Comment vivre ensemble en dominant les « peurs
» communautaires héritées du
passé et en ne recherchant plus la « sécurité » que procure l’enfermement dans une « tribu » qu’elle
soit communautaire ou partisane, traditionnelle
ou « moderne », héritée ou choisie,
dominée par un symbole religieux ou délimitée
par une couleur ou un drapeau.
Comment vivre ensemble sans être remis en question par l’ « autre
», et sans chercher en permanence à « hiérarchiser » les différences
qui existent avec cet « autre
» pour le dominer ou l’exclure.
Comment vivre ensemble en prenant
conscience du fait que le rapport à l’ « autre » n’est pas seulement une nécessité
qu’impose la vie dans une société diversifiée,
mais est
source de richesse pour chacun
et pour tous.
Et ce vivre-ensemble » qui est aujourd’hui d’une importance capitale, surtout dans cette
partie du monde où les guerres succèdent aux guerres sans interruption depuis
plus d’un demi-siècle, détermine
notre rôle qui est fondamentalement celui de tisser et de retisser les liens entre les gens:
De retisser tout d’abord les liens entre nous en tournant
la page des guerres intestines, en initiant un travail de mémoire, et
en œuvrant à l’union entre nos Eglises pour former cette "Eglise des Arabes" dont a parlé le P. Youakim Moubarac qui pourrait collaborer avec l'Islam à la rénovation de l'Orient chrétien et musulman et définir une relation plus équilibrée avec l'Eglise d'Occident qui après s'être faite "plus philosophique, plus
juridique, plus hiérarchisée
(...) éprouve aujourd'hui
le besoin de revenir à son
Orient".
De retisser ensuite
les liens avec les Musulmans en ayant
le courage de reconnaître notre
responsabilité commune, Chrétiens
et Musulmans, dans le
guerre qui a ravagé notre
pays, car c'est le fait d'assumer
la responsabilité de notre
passé qui nous donne la possibilité
de nous engager pour l'avenir.
De retisser également
les liens entre toutes les communautés,
surtout entre les communautés
musulmanes, car la richesse
de notre société et son «
style de vie », ne proviennent pas de la simple
cohabitation en son sein de communautés
différentes, mais du «
vivre ensemble » qui lie ces communautés
entre elles, et qui fait de la société
libanaise une niche écologique exceptionnelle à un
moment où la question du « vivre ensemble » est devenue, en raison même des changements induits par la mondialisation, un
défi majeur pour l’ensemble de l’humanité.
De retisser aussi
les liens du Liban avec le monde arabe
en participant activement aux efforts déployés pour la mise sur pied d’un nouvel ordre régional et
en promouvant une nouvelle
renaissance arabe.

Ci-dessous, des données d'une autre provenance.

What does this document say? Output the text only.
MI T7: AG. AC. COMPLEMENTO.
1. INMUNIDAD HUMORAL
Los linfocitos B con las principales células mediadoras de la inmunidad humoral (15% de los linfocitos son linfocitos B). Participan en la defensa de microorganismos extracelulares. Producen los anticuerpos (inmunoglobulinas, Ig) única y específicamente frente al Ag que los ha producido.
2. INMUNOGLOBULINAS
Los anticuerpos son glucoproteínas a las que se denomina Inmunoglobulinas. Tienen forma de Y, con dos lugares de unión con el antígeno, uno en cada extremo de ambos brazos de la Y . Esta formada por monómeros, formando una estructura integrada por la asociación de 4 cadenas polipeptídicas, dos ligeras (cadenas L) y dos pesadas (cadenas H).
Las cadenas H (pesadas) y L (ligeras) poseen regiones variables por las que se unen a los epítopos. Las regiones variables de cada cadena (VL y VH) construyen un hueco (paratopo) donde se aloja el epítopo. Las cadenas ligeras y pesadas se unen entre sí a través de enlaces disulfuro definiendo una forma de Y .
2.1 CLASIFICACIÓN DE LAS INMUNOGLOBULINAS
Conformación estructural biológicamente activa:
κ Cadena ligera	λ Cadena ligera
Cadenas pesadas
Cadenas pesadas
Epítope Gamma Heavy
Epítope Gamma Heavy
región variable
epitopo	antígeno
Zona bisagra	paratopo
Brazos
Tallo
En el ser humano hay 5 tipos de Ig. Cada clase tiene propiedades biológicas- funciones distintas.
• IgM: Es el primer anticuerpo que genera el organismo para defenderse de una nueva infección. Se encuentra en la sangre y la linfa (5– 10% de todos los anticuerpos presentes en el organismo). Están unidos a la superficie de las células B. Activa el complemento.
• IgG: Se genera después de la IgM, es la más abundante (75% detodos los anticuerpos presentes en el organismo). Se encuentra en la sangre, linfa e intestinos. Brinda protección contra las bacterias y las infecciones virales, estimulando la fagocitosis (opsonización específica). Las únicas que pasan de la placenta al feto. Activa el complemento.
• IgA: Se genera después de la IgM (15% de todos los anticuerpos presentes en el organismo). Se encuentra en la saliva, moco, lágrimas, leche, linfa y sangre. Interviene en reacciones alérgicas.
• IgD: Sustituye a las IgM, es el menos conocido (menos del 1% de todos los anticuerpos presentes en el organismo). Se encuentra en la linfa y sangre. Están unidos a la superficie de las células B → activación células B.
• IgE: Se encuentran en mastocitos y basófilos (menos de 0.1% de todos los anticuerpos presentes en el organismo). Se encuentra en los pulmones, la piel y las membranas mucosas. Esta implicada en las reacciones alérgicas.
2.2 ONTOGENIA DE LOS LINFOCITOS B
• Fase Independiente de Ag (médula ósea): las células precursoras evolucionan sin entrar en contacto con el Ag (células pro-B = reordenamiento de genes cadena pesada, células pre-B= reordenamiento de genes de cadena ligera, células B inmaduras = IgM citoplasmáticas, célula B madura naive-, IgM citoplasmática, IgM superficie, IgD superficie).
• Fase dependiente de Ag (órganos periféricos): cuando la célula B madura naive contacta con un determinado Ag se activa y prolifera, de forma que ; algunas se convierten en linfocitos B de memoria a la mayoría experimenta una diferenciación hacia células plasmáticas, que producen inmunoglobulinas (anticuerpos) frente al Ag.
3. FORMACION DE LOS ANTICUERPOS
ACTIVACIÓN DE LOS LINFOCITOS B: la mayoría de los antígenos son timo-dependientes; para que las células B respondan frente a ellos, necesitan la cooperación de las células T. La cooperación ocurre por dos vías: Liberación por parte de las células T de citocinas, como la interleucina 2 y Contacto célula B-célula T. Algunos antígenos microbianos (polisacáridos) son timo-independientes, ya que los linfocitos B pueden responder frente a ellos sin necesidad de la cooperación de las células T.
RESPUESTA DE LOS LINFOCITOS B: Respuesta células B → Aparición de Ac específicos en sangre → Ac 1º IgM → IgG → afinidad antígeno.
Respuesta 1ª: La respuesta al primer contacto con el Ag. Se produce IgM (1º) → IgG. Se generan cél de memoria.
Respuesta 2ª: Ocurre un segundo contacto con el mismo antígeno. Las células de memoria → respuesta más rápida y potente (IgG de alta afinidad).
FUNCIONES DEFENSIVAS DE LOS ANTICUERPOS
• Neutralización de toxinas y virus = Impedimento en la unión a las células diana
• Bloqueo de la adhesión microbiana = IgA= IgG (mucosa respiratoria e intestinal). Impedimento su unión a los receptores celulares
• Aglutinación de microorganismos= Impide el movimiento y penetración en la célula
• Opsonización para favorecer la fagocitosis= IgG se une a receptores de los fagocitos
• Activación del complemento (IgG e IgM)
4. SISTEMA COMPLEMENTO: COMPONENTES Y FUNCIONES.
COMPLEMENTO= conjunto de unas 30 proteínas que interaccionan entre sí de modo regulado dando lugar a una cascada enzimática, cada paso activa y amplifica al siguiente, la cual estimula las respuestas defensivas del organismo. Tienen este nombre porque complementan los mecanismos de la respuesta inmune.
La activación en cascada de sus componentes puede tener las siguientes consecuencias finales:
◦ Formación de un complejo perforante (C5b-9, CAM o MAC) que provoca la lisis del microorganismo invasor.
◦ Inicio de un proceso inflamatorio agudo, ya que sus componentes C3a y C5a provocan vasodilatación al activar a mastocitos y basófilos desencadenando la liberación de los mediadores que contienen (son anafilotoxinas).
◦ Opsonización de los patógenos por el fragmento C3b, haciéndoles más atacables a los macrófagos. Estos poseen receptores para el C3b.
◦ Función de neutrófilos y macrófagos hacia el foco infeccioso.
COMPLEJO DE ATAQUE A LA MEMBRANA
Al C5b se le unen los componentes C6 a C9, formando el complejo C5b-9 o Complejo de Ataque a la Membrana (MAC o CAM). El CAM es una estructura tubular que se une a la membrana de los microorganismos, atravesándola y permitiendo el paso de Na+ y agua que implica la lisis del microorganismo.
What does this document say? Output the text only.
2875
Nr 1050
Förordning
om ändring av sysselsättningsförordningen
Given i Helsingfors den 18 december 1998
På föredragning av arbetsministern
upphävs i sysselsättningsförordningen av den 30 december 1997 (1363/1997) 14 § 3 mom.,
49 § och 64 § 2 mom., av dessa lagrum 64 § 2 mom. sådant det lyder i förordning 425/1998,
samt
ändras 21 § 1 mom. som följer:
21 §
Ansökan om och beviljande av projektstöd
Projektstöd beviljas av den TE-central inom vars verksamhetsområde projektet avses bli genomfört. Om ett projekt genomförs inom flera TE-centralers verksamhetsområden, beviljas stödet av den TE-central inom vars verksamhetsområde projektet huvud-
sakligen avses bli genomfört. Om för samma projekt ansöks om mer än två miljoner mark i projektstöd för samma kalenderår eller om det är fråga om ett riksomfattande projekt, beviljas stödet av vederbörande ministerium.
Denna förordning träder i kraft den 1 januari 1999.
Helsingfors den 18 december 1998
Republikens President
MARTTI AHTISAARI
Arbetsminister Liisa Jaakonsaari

La contribution du Liban peut être
déterminante. Les outils dont il dispose sont nombreux : il a ses
écoles, ses universités, ses maisons d’édition, ses journaux, ses
télévisions, ses hôpitaux, ses banques
… Et avant tout cela, il a l’expérience d’une démocratie qui s’exprime en arabe dans une société
diversifiée à l’extrême, et
un modèle à offrir aux peuples de la région pour sortir de cette culture de la
violence qui demeure dominante.
De participer enfin
à renouer les liens entre le monde arabe et le monde occidental sur
la base d’une triple approche,
une approche de paix ébauchée par les Arabes aux sommets de Beyrouth (2002) et et de Ryad (2007), et reprise par le président
Barak Obama dans son discours
du Caire (4 janvier 2009), une approche de dialogue entre
les trois grandes religions
monothéistes amorcée lors de la rencontre entre le pape Benoit XVI et le roi d’Arabie Saoudite et développée au sommet sur « la culture de la paix » qui s’est tenue aux Nations Unies (12 novembre 2008), et une approche méditerranéenne pour renouer avec l’expérience de la convivance amorcée par les Arabes, il y a bien longtemps, en Andalousie.
C’est à ce prix que nous pouvons espérer retrouver le rôle qui a été le nôtre et bâtir avec les autres Libanais, sur la base de cette culture du lien, un avenir
de paix, renouant ainsi avec le « rêve libanais » qui a vu le jour en 2005.